Sicuramente mio padre, lui sì che era un vero cantastorie. Spesso veniva chiamato per organizzare le serenate alle future spose, lui parlava e declamava versi, mentre altri lo accompagnavano con la musica. Mio padre aveva anche capacità comiche, faceva battute da far ridere a crepapelle riuscendo a rimanere serio. Quando usciva di casa e si tratteneva per strada (noi abitavamo in Terra Vecchia), alcune persone correvano a prendere le sedie per circondarlo e farsi raccontare storie e aneddoti. Io da bambino ero molto colpito da questo suo modo di fare, e credo proprio di aver ereditato da lui la capacità di raccontare e di trasmettere storie in dialetto. Anche oggi, fare una battuta in dialetto ha tutto un altro effetto, e certi modi di dire sono rimasti così impressi che fanno parte ormai della nostra cultura e delle nostre conoscenze. Peccato che oggi in pochi parlano il dialetto, anzi nelle scuole si tende a relegarlo in un angolino come lingua "morta" e ormai superata. Ormai i ragazzi non conoscono più il linguaggio dei loro padri e dei loro nonni.
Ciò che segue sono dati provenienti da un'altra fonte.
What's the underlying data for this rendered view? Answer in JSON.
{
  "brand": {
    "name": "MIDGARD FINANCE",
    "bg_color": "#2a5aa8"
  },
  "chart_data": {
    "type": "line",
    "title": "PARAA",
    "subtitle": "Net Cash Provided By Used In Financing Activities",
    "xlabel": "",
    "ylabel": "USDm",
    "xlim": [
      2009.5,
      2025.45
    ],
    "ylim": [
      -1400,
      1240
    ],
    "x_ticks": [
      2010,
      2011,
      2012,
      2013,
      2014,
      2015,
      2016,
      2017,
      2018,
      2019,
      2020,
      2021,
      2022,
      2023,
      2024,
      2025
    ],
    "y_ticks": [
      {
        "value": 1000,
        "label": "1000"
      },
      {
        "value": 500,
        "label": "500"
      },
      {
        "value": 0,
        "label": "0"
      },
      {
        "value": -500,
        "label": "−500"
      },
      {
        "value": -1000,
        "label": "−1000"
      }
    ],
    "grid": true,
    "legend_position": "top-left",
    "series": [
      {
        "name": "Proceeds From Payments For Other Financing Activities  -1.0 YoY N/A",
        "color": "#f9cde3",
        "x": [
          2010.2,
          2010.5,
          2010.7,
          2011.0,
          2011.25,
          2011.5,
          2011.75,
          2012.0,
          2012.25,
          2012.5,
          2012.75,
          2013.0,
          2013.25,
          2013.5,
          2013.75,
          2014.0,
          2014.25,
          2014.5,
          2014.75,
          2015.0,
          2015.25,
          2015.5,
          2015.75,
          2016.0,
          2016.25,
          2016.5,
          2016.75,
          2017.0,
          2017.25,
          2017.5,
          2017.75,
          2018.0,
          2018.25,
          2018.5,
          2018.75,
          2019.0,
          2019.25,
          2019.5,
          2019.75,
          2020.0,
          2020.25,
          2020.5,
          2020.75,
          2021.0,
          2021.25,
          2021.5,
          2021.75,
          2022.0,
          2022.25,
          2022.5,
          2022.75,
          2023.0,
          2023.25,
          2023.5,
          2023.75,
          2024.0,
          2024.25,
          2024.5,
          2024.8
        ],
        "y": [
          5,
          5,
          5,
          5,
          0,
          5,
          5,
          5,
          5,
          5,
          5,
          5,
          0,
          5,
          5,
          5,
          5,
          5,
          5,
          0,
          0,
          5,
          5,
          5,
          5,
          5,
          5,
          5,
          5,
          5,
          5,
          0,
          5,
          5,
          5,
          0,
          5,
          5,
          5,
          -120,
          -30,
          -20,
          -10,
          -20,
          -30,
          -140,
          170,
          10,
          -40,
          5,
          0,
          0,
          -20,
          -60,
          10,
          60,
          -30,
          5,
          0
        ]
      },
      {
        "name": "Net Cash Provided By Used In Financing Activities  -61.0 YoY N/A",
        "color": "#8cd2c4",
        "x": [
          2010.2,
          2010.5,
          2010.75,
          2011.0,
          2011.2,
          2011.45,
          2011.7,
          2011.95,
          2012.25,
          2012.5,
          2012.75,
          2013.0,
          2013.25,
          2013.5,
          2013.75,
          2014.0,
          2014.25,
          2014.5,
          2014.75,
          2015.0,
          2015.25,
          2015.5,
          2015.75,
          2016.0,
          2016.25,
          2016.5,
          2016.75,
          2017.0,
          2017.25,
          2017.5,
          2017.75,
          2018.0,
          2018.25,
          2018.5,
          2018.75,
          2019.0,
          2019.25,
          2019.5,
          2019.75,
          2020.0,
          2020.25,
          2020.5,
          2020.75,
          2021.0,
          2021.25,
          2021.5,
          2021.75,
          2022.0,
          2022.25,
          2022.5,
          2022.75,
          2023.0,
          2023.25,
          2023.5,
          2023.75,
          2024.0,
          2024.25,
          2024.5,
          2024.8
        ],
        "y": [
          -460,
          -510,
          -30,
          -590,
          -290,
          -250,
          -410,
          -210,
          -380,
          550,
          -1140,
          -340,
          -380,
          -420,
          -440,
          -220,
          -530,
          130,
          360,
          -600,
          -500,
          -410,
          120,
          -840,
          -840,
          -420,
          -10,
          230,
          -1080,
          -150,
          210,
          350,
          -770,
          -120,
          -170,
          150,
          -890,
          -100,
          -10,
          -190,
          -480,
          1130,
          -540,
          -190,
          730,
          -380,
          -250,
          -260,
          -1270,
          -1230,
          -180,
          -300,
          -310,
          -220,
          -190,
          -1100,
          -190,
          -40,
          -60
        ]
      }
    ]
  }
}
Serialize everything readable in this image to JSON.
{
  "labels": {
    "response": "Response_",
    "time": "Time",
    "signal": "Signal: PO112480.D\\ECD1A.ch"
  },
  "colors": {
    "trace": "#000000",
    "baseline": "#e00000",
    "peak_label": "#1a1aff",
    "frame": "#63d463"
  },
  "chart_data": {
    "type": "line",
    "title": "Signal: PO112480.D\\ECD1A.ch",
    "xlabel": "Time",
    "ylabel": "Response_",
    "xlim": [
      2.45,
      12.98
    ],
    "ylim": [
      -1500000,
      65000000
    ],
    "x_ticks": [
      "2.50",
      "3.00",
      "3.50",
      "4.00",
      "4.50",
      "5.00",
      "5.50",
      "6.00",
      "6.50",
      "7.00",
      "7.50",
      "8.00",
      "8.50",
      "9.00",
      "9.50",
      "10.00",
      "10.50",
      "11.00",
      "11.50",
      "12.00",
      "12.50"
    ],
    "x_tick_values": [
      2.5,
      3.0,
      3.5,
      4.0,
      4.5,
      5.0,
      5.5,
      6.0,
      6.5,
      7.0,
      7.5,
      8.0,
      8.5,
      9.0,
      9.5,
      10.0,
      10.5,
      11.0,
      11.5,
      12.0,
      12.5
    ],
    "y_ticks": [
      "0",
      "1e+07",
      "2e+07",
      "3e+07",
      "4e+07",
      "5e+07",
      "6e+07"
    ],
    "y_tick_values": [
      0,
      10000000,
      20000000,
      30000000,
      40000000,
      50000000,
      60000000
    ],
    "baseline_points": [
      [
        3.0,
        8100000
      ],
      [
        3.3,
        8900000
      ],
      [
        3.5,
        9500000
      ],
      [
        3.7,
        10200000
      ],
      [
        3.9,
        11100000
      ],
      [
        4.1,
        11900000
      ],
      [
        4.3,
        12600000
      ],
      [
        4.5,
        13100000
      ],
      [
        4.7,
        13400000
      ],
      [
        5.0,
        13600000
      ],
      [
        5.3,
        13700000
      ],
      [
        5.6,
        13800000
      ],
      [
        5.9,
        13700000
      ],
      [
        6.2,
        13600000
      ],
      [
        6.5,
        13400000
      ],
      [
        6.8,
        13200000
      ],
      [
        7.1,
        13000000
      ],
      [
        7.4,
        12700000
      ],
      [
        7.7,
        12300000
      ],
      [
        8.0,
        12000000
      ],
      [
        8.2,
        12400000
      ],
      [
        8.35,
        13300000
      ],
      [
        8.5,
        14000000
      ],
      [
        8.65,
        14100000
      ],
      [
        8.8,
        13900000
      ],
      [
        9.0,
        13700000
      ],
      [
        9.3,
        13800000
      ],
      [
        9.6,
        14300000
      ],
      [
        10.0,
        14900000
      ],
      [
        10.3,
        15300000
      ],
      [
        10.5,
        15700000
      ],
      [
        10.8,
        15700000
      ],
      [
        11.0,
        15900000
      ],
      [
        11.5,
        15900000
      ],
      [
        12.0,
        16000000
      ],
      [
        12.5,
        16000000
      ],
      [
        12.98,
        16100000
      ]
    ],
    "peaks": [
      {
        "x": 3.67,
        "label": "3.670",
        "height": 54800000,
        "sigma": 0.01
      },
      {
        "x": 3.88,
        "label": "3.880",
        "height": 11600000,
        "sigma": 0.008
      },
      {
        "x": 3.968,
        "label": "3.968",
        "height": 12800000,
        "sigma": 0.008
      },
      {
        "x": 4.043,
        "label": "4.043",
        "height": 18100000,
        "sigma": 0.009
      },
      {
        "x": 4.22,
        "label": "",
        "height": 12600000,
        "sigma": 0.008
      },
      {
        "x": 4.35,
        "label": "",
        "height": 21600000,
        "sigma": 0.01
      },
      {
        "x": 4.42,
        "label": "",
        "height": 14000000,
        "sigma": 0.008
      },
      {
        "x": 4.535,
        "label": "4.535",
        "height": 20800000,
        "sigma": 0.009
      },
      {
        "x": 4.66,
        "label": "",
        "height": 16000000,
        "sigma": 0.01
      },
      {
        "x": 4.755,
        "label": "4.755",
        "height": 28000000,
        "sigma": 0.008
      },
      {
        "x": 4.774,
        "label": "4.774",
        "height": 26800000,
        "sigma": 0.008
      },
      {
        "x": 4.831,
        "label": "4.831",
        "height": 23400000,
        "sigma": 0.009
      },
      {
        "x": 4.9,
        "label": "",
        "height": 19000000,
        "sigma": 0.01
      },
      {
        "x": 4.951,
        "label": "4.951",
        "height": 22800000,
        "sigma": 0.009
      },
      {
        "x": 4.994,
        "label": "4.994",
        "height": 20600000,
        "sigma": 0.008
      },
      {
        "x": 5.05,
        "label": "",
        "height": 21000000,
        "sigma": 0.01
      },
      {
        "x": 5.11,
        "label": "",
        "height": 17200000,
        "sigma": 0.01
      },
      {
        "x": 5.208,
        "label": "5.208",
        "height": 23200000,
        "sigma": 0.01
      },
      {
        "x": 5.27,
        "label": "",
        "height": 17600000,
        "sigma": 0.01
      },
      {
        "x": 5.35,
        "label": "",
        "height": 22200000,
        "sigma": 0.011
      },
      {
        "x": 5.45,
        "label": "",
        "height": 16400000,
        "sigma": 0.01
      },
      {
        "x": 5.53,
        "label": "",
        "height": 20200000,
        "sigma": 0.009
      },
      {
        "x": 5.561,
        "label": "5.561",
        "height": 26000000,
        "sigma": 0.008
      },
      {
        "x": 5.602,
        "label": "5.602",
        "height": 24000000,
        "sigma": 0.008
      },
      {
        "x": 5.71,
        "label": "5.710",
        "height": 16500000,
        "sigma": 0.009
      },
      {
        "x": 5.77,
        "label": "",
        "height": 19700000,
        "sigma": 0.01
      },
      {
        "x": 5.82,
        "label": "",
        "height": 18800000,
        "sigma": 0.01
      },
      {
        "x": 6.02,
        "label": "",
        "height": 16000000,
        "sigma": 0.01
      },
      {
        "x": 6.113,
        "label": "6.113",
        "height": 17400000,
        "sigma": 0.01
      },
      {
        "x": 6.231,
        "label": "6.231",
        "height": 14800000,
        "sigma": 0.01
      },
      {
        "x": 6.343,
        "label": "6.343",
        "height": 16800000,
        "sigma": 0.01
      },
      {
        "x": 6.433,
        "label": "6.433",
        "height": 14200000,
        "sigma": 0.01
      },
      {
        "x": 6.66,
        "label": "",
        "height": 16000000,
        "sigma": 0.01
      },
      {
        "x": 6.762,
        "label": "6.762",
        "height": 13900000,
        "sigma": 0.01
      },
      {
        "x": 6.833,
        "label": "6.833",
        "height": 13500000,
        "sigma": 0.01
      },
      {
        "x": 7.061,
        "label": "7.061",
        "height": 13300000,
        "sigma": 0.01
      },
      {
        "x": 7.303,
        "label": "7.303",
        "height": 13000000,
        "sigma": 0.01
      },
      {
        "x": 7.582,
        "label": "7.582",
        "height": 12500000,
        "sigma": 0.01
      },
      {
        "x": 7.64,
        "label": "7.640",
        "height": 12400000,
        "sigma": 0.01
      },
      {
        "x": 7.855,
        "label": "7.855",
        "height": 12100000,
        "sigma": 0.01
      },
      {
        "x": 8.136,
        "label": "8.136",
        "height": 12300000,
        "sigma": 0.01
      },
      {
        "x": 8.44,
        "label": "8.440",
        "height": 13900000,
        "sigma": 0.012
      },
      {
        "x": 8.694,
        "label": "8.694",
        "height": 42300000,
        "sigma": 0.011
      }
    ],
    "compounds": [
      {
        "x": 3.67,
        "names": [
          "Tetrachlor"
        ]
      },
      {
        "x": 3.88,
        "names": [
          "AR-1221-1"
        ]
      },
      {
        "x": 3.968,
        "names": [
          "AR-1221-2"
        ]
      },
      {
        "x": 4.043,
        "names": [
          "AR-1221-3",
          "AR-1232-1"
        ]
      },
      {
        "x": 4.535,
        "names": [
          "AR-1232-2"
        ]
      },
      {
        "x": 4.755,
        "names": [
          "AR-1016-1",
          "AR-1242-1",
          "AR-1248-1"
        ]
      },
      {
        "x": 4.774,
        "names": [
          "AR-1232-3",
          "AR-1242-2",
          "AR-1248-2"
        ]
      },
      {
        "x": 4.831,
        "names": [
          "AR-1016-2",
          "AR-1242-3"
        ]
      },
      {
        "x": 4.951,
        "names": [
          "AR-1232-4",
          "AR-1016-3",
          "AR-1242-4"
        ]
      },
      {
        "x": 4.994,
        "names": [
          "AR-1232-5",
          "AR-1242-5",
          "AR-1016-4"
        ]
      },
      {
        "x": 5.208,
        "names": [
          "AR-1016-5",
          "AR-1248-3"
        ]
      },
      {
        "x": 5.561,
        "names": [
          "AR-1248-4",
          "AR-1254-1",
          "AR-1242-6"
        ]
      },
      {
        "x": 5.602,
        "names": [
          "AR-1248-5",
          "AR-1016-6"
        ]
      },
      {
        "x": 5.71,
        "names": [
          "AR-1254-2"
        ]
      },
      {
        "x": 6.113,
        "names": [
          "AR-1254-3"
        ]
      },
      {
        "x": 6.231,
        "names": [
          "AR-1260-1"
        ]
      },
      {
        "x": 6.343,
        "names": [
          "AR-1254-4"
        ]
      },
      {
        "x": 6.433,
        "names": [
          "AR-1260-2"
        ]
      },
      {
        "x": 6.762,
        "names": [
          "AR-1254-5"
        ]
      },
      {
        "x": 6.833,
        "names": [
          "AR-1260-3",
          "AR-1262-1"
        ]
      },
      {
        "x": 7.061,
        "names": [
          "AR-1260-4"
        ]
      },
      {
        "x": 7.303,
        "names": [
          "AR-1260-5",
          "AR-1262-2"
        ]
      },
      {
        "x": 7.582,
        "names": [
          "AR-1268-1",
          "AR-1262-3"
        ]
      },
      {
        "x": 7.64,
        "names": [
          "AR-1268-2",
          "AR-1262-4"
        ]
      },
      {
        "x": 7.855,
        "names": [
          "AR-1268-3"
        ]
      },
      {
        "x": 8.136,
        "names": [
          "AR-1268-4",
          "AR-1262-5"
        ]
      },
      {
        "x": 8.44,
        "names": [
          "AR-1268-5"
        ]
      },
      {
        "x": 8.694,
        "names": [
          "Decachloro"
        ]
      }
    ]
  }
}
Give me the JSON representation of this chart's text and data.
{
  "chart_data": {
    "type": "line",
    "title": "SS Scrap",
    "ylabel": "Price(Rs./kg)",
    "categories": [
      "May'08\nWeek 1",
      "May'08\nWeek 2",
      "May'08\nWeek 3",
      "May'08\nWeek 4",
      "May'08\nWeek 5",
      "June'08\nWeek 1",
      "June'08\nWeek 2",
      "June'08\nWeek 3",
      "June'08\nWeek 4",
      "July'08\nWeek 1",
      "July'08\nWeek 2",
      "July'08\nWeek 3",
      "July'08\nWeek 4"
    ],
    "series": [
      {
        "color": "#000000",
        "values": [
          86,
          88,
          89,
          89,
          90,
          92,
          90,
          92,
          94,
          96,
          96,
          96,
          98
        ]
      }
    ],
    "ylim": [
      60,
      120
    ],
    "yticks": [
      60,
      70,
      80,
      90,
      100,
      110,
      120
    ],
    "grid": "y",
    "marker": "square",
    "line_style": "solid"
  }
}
Secondo te, qual è il modo migliore per (ri)avvicinare i giovani al dialetto?

Io credo che le scuole possano fare molto: dirigenti e docenti potrebbero stabilire giorni e ore scolastiche in cui i ragazzi possano appunto dedicarsi allo studio e riscoperta di alcuni termini dialettali, che poi fanno parte del nostro "vocabolario" italiano, o di quello di altre lingue, come ad esempio il francese e lo spagnolo. Si potrebbero leggere in classe poesie in vernacolo, rispolverando autori locali che meritano di essere conosciuti ed apprezzati. Spero che la mia proposta venga presa in considerazione anche dall'Amministrazione comunale, a cui ho proposto incontri e iniziative aventi come tema proprio il nostro dialetto.

Gerardo, che lavora come netturbino da circa trent'anni, conosce bene Cerignola, ed ama e rispetta la città in ogni suo angolo nascosto. "E' cambiato tutto rispetto a quando ero bambino e adolescente: per me Cerignola corrispondeva alla zona in cui vivevo, la Terra Vecchia, si usciva poco dal proprio quartiere. Oggi è tutto diverso, possiamo andare ovunque, ma stiamo perdendo le nostre radici".

Appena il suo racconto si fa malinconico, ecco che recupera il sorriso e la battuta. Gerardo è pronto per narrare un'altra storia, ed io non sono ancora stanca di ascoltarlo.